Family of ray-finned fishes

The Grammicolepididae are a small family of deep-sea ray-finned fishes in the order Zeiformes. They are called tinselfishes due to their silvery color. They are found near the bottom on the continental slope in the tropical and temperate regions of the Atlantic, Indian and western-central Pacific Oceans. They are of no commercial interest but are sometimes caught in trawls.
==Genera and species==
The family consists of three species in as many genera in two subfamilies:

Subfamily Grammicolepidinae
- Grammicolepis
  - Grammicolepis brachiusculus Poey, 1873
- Xenolepidichthys
  - Xenolepidichthys dalgleishi Gilchrist 1922
Subfamily Macrurocyttinae
- Macrurocyttus
  - Macrurocyttus acanthopodus Fowler, 1934

==Phylogeny==
Molecular data not including Macrurocyttus suggest that Grammicolepididae is a monophyletic group, but without robust identification of its sister group.
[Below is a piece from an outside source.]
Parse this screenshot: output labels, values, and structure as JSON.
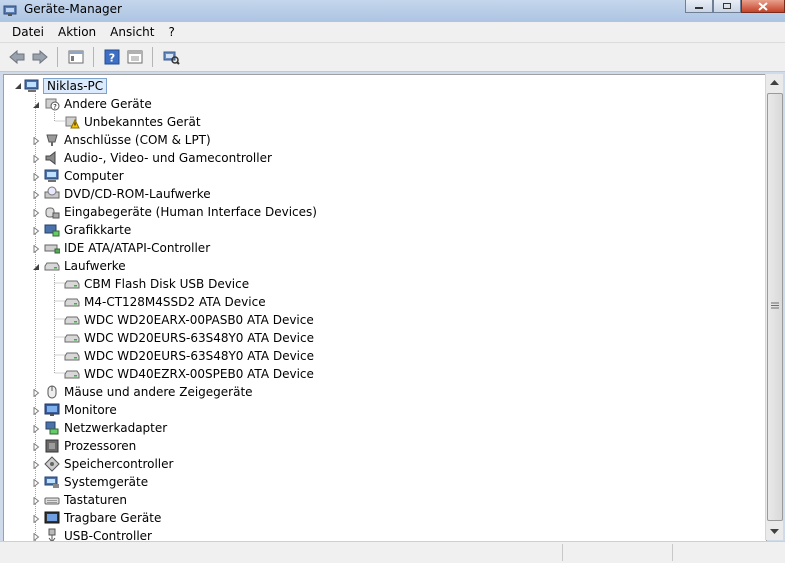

Morphological data including Macrurocyttus suggest that the family is polyphyletic, with Macrurocyttus representing a clade distant from Grammicolepis+Xenolepidichthys.

==Description==
The largest species, the thorny tinselfish, Grammicolepis brachiusculus, grows up to 64 cm long. Grammicolepis and Xenolepidichthys are silvery fishers with deep and compressed bodies. They have unique, vertically elongate scales. Macrurocyttus are dark brown to black, without scales, and smaller, to 10 cm. They have extremely large eyes and one large serrated spine in the pelvic fins.